Minha pressa de sair dali era tanta, que eu não conseguia ficar parada, só ouvia alguns gemidos da mamãe quando dava uns chutinhos.

Lá dentro, eu sentia um pouco de fome, mas imaginava que minha mãe estivesse fazendo algum tipo de jejum ou dieta, sei lá.

Mas a fome que eu sentia era tanta, que meus pulinhos eram involuntários.

Certa vez, eu ouvi a voz do meu pai, todos os meus órgãos já estavam formados, assim podiacompreender um pouco o que acontecia lá fora.

Minha mãe ficava sempre sentada na beira do fogão a lenha, eu podia sentir o calor do fogo.

Meu pai chegou já chutando forte a porta, nesse instante eu tomei um susto tão grande que, meu corpo todo se desalinhou ali, dentro daquela bolsa com água, poxa, eu já estava quase cochilando.

Minha mamãe também se assustou, e levantou as pressas para receber o meu pai.

___ Onde você estava até hoje velho??? Nossos filhos estão passando fome, não tenho nada a oferecer, somente água, e as vezes, Toninha trás algum resto de comida, só assim eles ainda não morreram de fome.

Dentro da barriga, eu ouvia uma respiração alta e ofegante muito próxima, será que ele estava bem?

____ Ave Maria mulher, eu mal chego em casa e "ocê" já me metralha com reclamações, cale essa boca e vai dormir.

Minha mãe não ficou feliz com essa resposta e continuou falando.

____ Mas moço, como é que você me deixa sozinha com nossos três filhos pra morrer amingua aqui, você sabe que é impossível eu sair para trabalhar, e essa criança que está na barriga, o que será dela quando vier a esse mundo maldito, com você gastando todo o dinheiro em pinga, sem se importar com seus filhos.

Nessa hora, eu senti que escorria lágrimas dos olhos da minha mãe, e o nó que se formou na sua garganta me fez sentir desconfortável na barriga dela, eu queria sair logo dali para poder abraçar minha mãe.

De repente, ouvi um berro de meu pai, era ensudercedor, mesmo para  mim, que estava ali, numa bolha.

____ Você cala a sua boca, senão eu esfrego essa sua cara imunda na parede.

____ Não Joabe, não faz isso, pensa nessa criança na minha barriga.
A voz da mamãe saia tremula e desesperada.

Nessa hora eu senti uma pressão que apertava a barriga da mamãe e a voz do papai bem pertinho, e alguns gritos de socorro, eram minhas irmãs que tinham acordado com o barulho.

___ Eu não me importo com esse maldito monstrinho que você carrega na barriga, não mandei você arreganhar essas suas pernas.
Meu pai falava e fungava feito um animal no cio.

Eu ouvia mais duas vozes gritando.

____Para com isso pai, vai matar a mamãe.
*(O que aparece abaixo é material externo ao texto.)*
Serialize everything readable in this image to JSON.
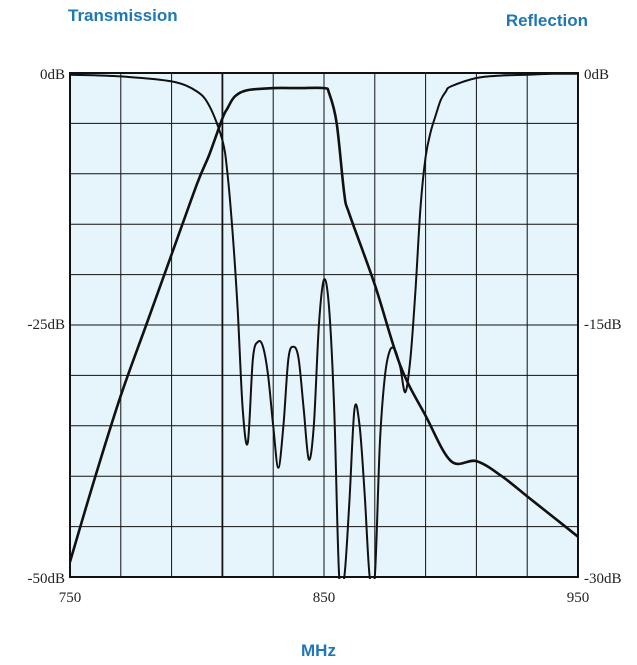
{
  "chart_data": {
    "type": "line",
    "title_left": "Transmission",
    "title_right": "Reflection",
    "xlabel": "MHz",
    "xlim": [
      750,
      950
    ],
    "x_ticks": [
      "750",
      "850",
      "950"
    ],
    "ylim_left": [
      -50,
      0
    ],
    "y_ticks_left": [
      "0dB",
      "-25dB",
      "-50dB"
    ],
    "ylim_right": [
      -30,
      0
    ],
    "y_ticks_right": [
      "0dB",
      "-15dB",
      "-30dB"
    ],
    "grid": true,
    "background_color": "#e6f4fb",
    "line_color": "#111111",
    "series": [
      {
        "axis": "left",
        "x": [
          750,
          760,
          770,
          780,
          790,
          800,
          805,
          810,
          812,
          815,
          820,
          830,
          840,
          850,
          852,
          855,
          858,
          860,
          870,
          880,
          890,
          900,
          910,
          920,
          930,
          940,
          950
        ],
        "y": [
          -48.5,
          -40,
          -32,
          -25,
          -18,
          -11,
          -8,
          -4.5,
          -3.5,
          -2.3,
          -1.7,
          -1.5,
          -1.5,
          -1.5,
          -2,
          -5,
          -12,
          -14,
          -21,
          -29,
          -34,
          -38.5,
          -38.5,
          -40,
          -42,
          -44,
          -46
        ]
      },
      {
        "axis": "right",
        "x": [
          750,
          770,
          790,
          800,
          805,
          810,
          812,
          814,
          816,
          818,
          820,
          822,
          824,
          826,
          828,
          830,
          832,
          834,
          836,
          838,
          840,
          842,
          844,
          846,
          848,
          850,
          852,
          854,
          856,
          858,
          860,
          862,
          864,
          866,
          868,
          870,
          872,
          874,
          876,
          878,
          880,
          882,
          884,
          886,
          888,
          890,
          892,
          894,
          896,
          898,
          900,
          910,
          920,
          930,
          940,
          950
        ],
        "y": [
          -0.1,
          -0.2,
          -0.5,
          -1.1,
          -2,
          -4,
          -6,
          -9.5,
          -14,
          -20,
          -22,
          -17,
          -16,
          -16.3,
          -18,
          -21,
          -23.5,
          -21,
          -17,
          -16.3,
          -17,
          -20,
          -23,
          -21,
          -15,
          -12.3,
          -14,
          -20,
          -31,
          -34,
          -25.5,
          -20,
          -21,
          -25,
          -34,
          -30,
          -22,
          -18,
          -16.5,
          -16.5,
          -17.5,
          -19,
          -17,
          -13,
          -8,
          -5,
          -3.5,
          -2.5,
          -1.6,
          -1.1,
          -0.8,
          -0.3,
          -0.15,
          -0.1,
          -0.05,
          -0.05
        ]
      }
    ]
  }
}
Que parecia ser alguém mais velha.

____ Por favor senhor, protege nossa mamãe. Dizia assustada uma vozinha suave, que parecia de criança menor de cinco anos.

Minha mãe não tinha força de gritar, talvez pela fome ou pela exaustão da gravidez.

Eu, ali na barriga, tentava pensar bem alto, para que minha irmã grandona saísse para chamar uma pessoa lá de fora, para salvar a mamãe, mas tudo era em vão.

Papai começou a ficar mais violento e fora de si.

____ Você não gosta de abrir suas pernas, velha imunda? Vamos, mostre a suas crias quem você é, abre essas pernas, eu vou te arrombar do jeito que você gosta.

Nessa hora minha mamãe consegue soltar um murmúrio baixinho.

____ Vão pra cama depressa crianças, e tranca a porta, sua voz foi arrebatada com uma mão, pesada e mais forte do que ela podia aguentar.

Nessa hora, eu percebi que, não fazia diferença eu nascer, não poderia ajudar a minha mãe, e não teria um pai para chamar de meu.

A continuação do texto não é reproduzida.